用印泥拓下大泽备用钥匙的模具后,连夜赶制出来的复制品。
钥匙插入锁孔。
“咔哒。”
锁簧顺滑地弹开。
堂岛严推开铁门,反手将其合拢。
庭院里种了几株名贵的罗汉松,虽然不大,但地面上的枯山水白沙也被打理得一丝不苟。
他踩着边缘的青石板,穿过庭院,直接走到洋楼侧后方的设备外墙处。
一个灰色的方形金属电箱挂在墙上。
堂岛严拉开帆布工具袋,取出绝缘剪线钳。他撬开电箱的金属外壳,视线在密密麻麻的通信线缆中快速扫过。

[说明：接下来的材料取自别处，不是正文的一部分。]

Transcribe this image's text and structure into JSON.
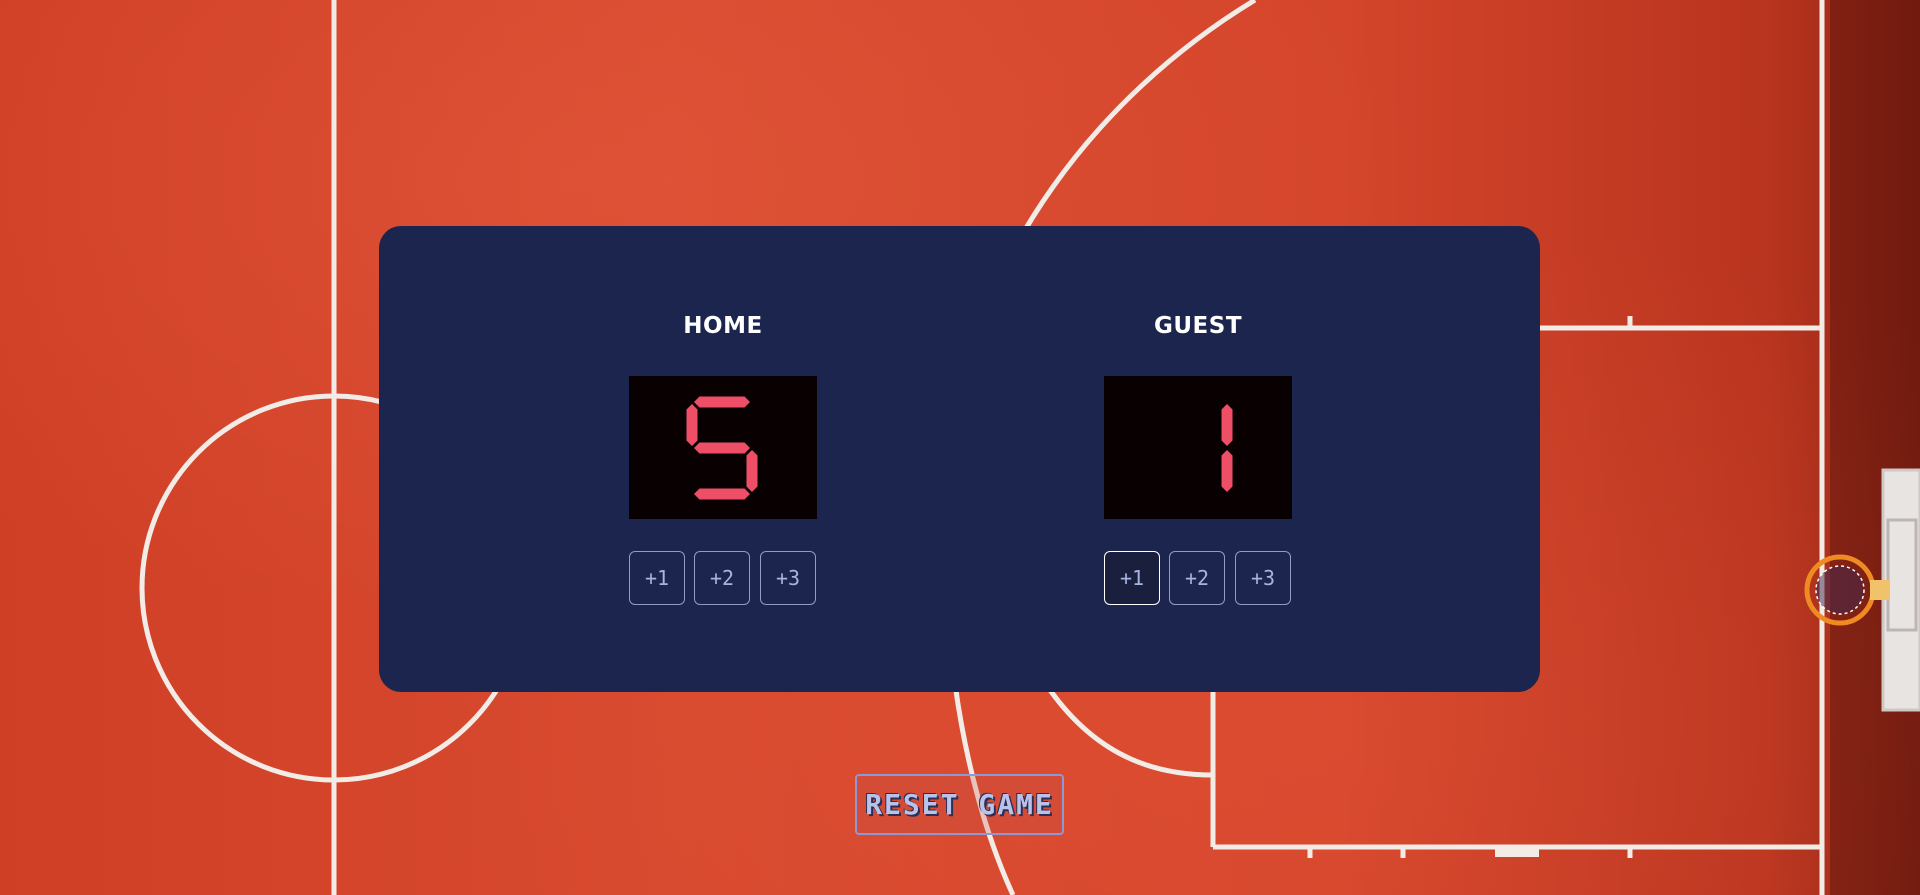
{
  "background": {
    "description_icon": "basketball-court",
    "court_color": "#d4452a",
    "line_color": "#f3ebe6"
  },
  "scoreboard": {
    "panel_color": "#1c254d",
    "digit_color": "#ef4f66",
    "home": {
      "label": "HOME",
      "score": "5",
      "buttons": [
        "+1",
        "+2",
        "+3"
      ]
    },
    "guest": {
      "label": "GUEST",
      "score": "1",
      "buttons": [
        "+1",
        "+2",
        "+3"
      ]
    }
  },
  "reset": {
    "label": "RESET GAME"
  }
}
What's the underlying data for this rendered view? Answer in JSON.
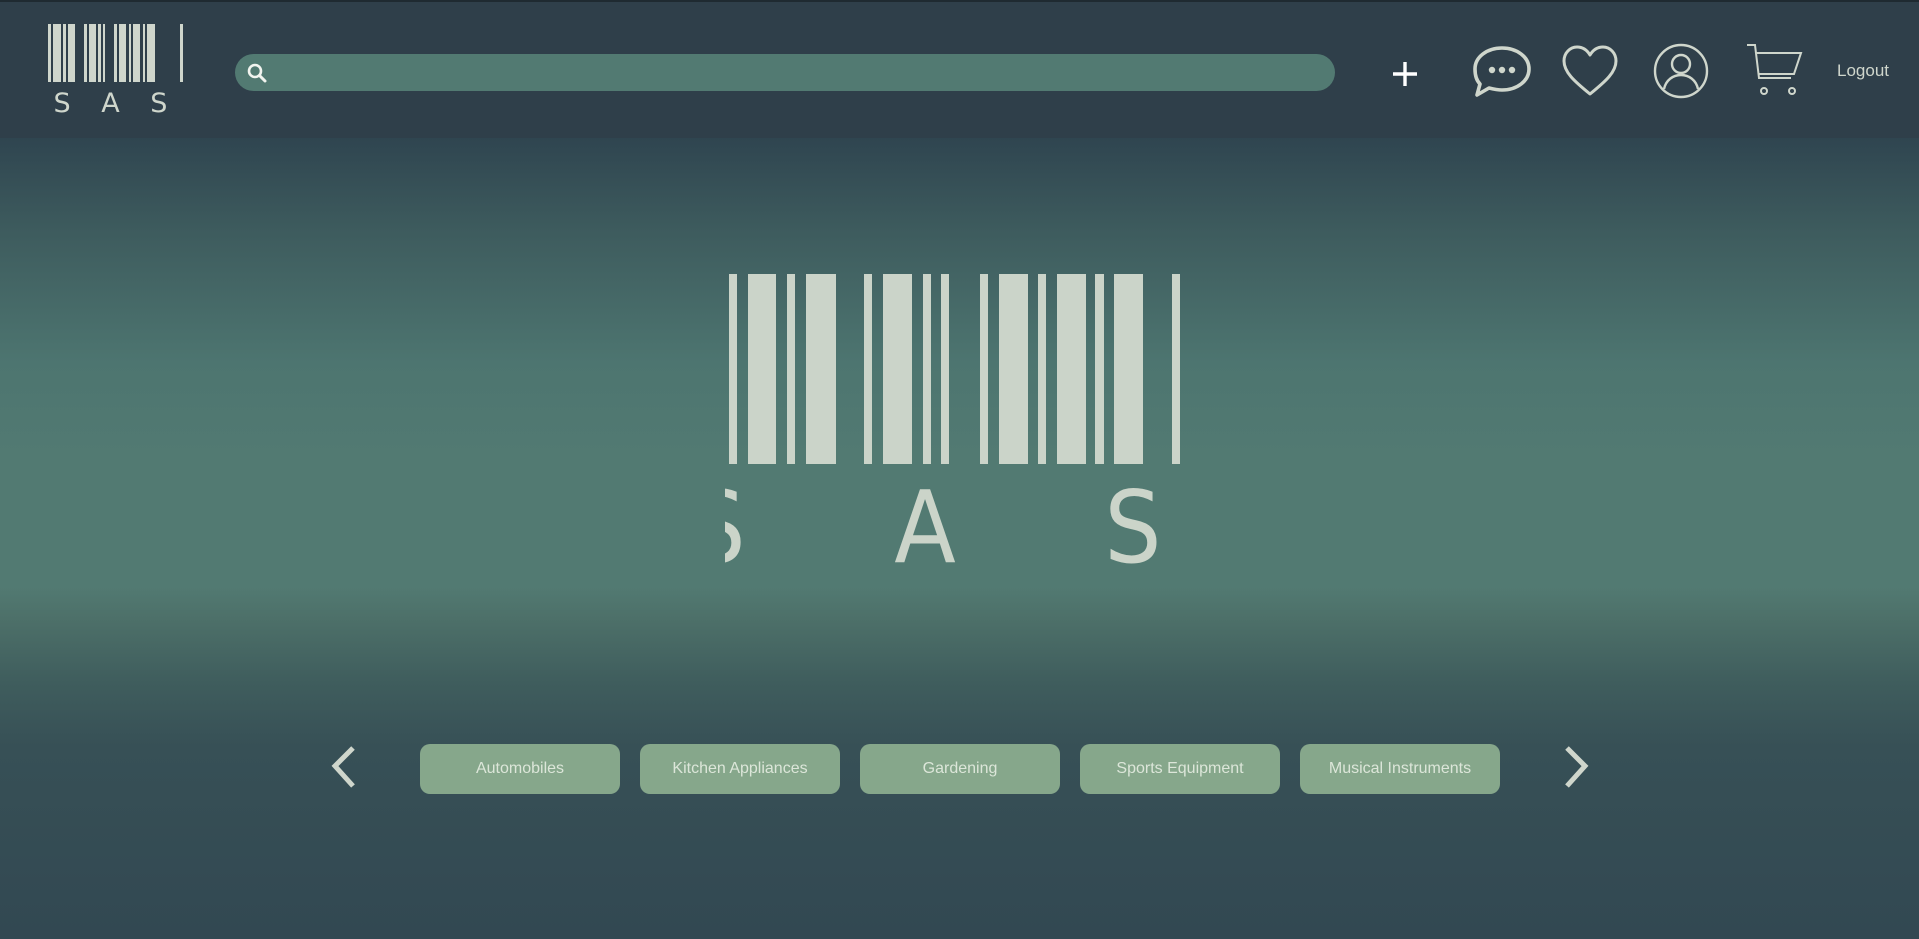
{
  "header": {
    "logo_text": "S A S",
    "search": {
      "value": "",
      "placeholder": ""
    },
    "actions": {
      "add": "plus-icon",
      "messages": "chat-bubble-icon",
      "wishlist": "heart-icon",
      "account": "user-icon",
      "cart": "cart-icon"
    },
    "logout_label": "Logout"
  },
  "hero": {
    "logo_text": "S A S"
  },
  "categories": {
    "items": [
      {
        "label": "Automobiles"
      },
      {
        "label": "Kitchen Appliances"
      },
      {
        "label": "Gardening"
      },
      {
        "label": "Sports Equipment"
      },
      {
        "label": "Musical Instruments"
      }
    ]
  },
  "colors": {
    "header_bg": "#2f3f4a",
    "search_bg": "#527a72",
    "icon_color": "#cfd6cc",
    "pill_bg": "#86a78b",
    "pill_text": "#dce6d9"
  }
}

政客私宅的安保系统并不像银行金库那样复杂。防盗探头与门窗传感器最终都会汇聚到一条直连警视厅的底层报警回路上。
剪线钳的刀口准确地咬合住其中一根带有红色标记的铜线。
“咔。”
极微弱的金属切断声响起。
物理回路被切断。即便稍后推开大门触发了门磁传感器,警报信号也永远无法传达到两公里外的警视厅终端。
堂岛严收起剪线钳,走到后门的玄关处,用同一把钥匙打开了木门。
室内安静极了。空气中漂浮着极其细微的灰尘颗粒。
他换上带来的鞋套,迈步走入走廊。
堂岛严径直踩着铺设了羊毛地毯的实木楼梯,走上二楼。
二楼最深处的房间。
堂岛严走到书房正中央那张宽大的红木办公桌后方,取下了墙上挂着的一幅尺幅巨大的日本风景油画,放在了一旁的办公桌上。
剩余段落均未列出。